INSERT INTO tool_rollups_hour
SELECT
  org_id, workspace_id, plugin_id, tool_name,
  date_trunc('hour', ingested_at) AS hour,
  COUNT(*) AS calls,
  COUNT(*) FILTER (WHERE outcome IN ('client_error','server_error')) AS errors,
  approx_quantile(duration_ms, 0.5) AS p50,
  approx_quantile(duration_ms, 0.95) AS p95,
  approx_quantile(duration_ms, 0.99) AS p99,
  MAX(duration_ms) AS max_ms
FROM tool_invocations
WHERE ingested_at >= ? AND ingested_at < ?
GROUP BY 1,2,3,4,5;

(SQLite uses t-digest rather than Postgres's native approx_quantile; the cp-core abstraction handles the difference.)

Daily rollups happen at midnight UTC, summing the hours.

The leader lease ensures only one replica runs the rollup at any moment, so multi-instance CPs don't double-count.
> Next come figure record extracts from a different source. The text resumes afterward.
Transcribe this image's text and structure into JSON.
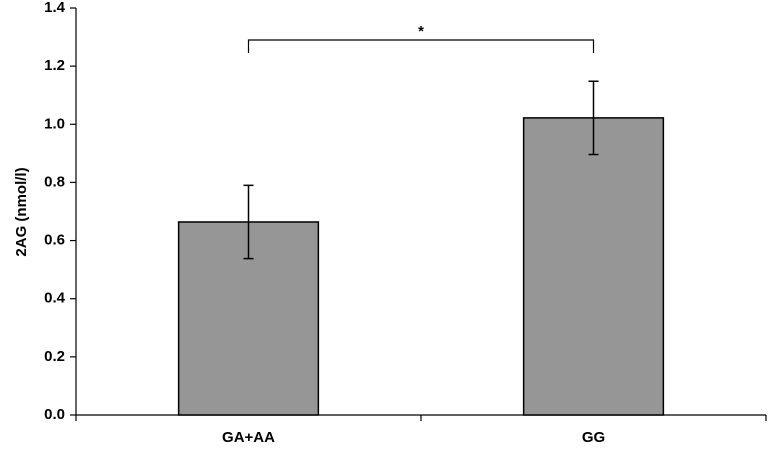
{
  "chart_data": {
    "type": "bar",
    "title": "",
    "xlabel": "",
    "ylabel": "2AG (nmol/l)",
    "categories": [
      "GA+AA",
      "GG"
    ],
    "values": [
      0.664,
      1.022
    ],
    "errors": [
      0.126,
      0.126
    ],
    "ylim": [
      0,
      1.4
    ],
    "yticks": [
      "0.0",
      "0.2",
      "0.4",
      "0.6",
      "0.8",
      "1.0",
      "1.2",
      "1.4"
    ],
    "grid": false,
    "bar_color": "#969696",
    "significance": {
      "between": [
        0,
        1
      ],
      "label": "*",
      "level": 1.29
    }
  }
}
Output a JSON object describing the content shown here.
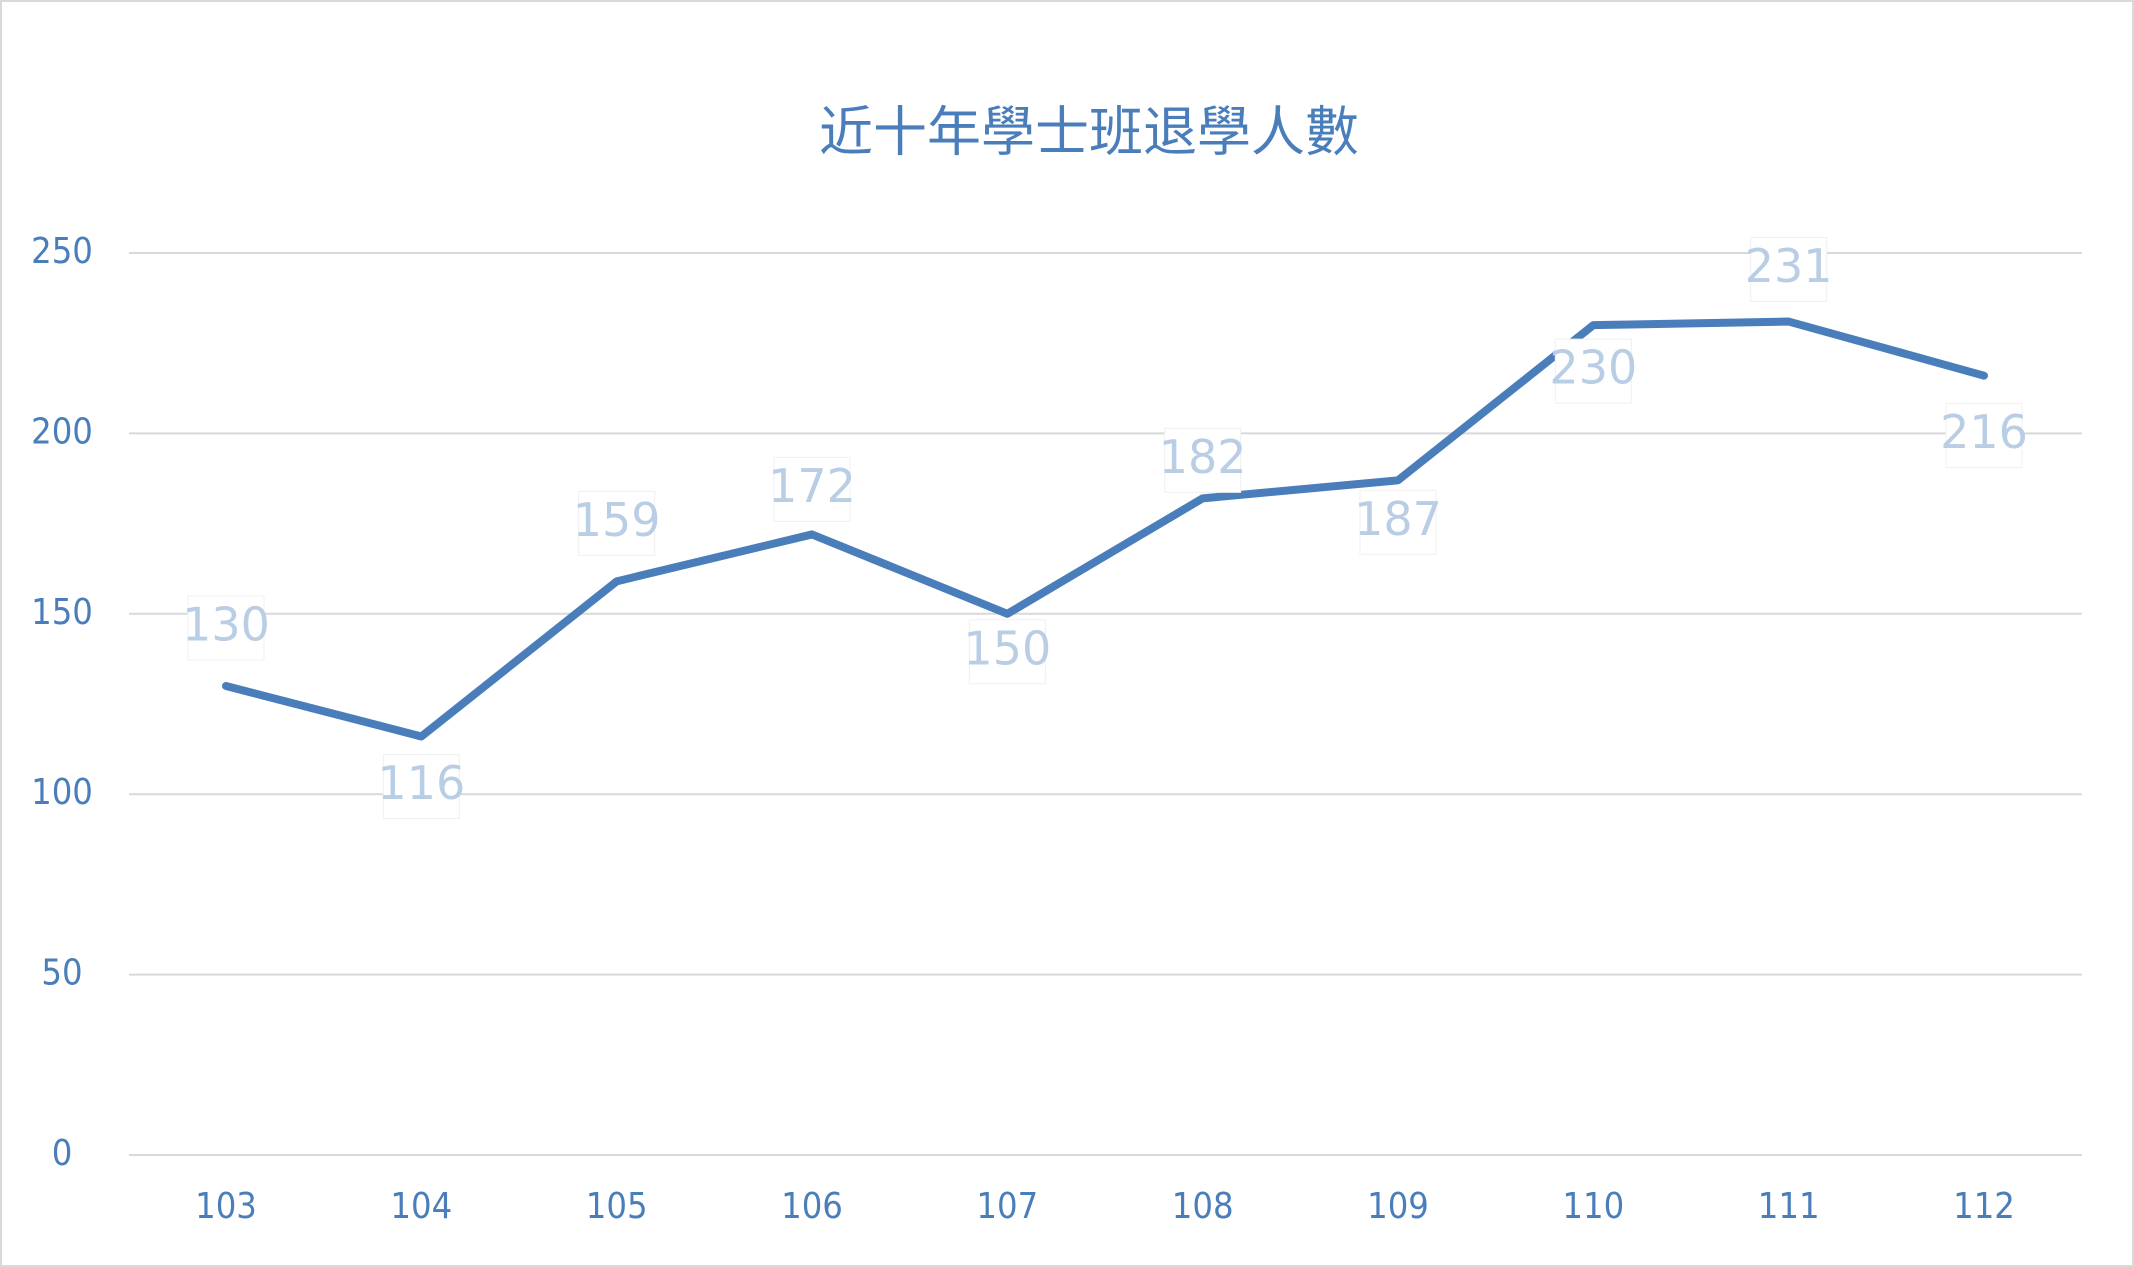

See Clustering for the lease and coordinator model.

Stage 7: tool_rollups_hour / day

Once rolled up, raw samples can be retention-pruned (24h-7d depending on tier). Rollups themselves are kept much longer (90d-7yr).

This two-tier retention is on purpose: operators want long-term trend data without paying long-term detail storage costs.

Stage 8: Prometheus exposition

/v1/orgs/{org}/metrics reads from the rollup tables and emits Prometheus exposition format:

ini

# HELP mcpg_tool_calls_total Total tool invocations
# TYPE mcpg_tool_calls_total counter
mcpg_tool_calls_total{org="default",plugin="github",tool="list_repos"} 4827

# HELP mcpg_tool_latency_ms Tool latency quantiles
# TYPE mcpg_tool_latency_ms gauge
mcpg_tool_latency_ms{quantile="0.5",org="default",plugin="github",tool="list_repos"} 84

The endpoint is auth-bound (license JWT) — Prometheus configs include the bearer.

What we got wrong (and fixed)

Mistake 1: Bucket by started_at. Original implementation bucketed by the gateway-side started_at timestamp. Late-arriving samples (from a paused agent) landed in already-rolled-up buckets and were silently dropped. Switched to ingested_at and the problem vanished.

Mistake 2: Per-call gRPC. The first iteration streamed each sample as it happened. Latency on the gateway was fine, but the CP got hammered. Switching to 5s-batched MetricsReport cut CP CPU by ~95%.

Mistake 3: Storing error messages. The first iteration stored the full error text. PII risk. Switched to BLAKE3 hashes. Operators correlate by hash; the corpus table is opt-in for richer drill-down.

What you can do with the data

The dashboard's Tool activity view is built on the same APIs Prometheus uses, just rendered live. You can:

Filter by plugin, tool, outcome, time range
Sort by call count, error rate, p95 latency
Drill from a metric anomaly to the specific samples that contributed
Open an audit trace for any sample showing identity → policy → dispatch
Export anything as CSV or NDJSON

For Enterprise customers with payload_capture entitled, requests and responses are encrypted per-tenant and surfaced with tenant-bound decrypt-on-view. See the security model article for the encryption details.

That's the pipeline. Eight stages, ~3000 lines of Rust, designed so a single CP replica can ingest 100k calls/sec without breaking.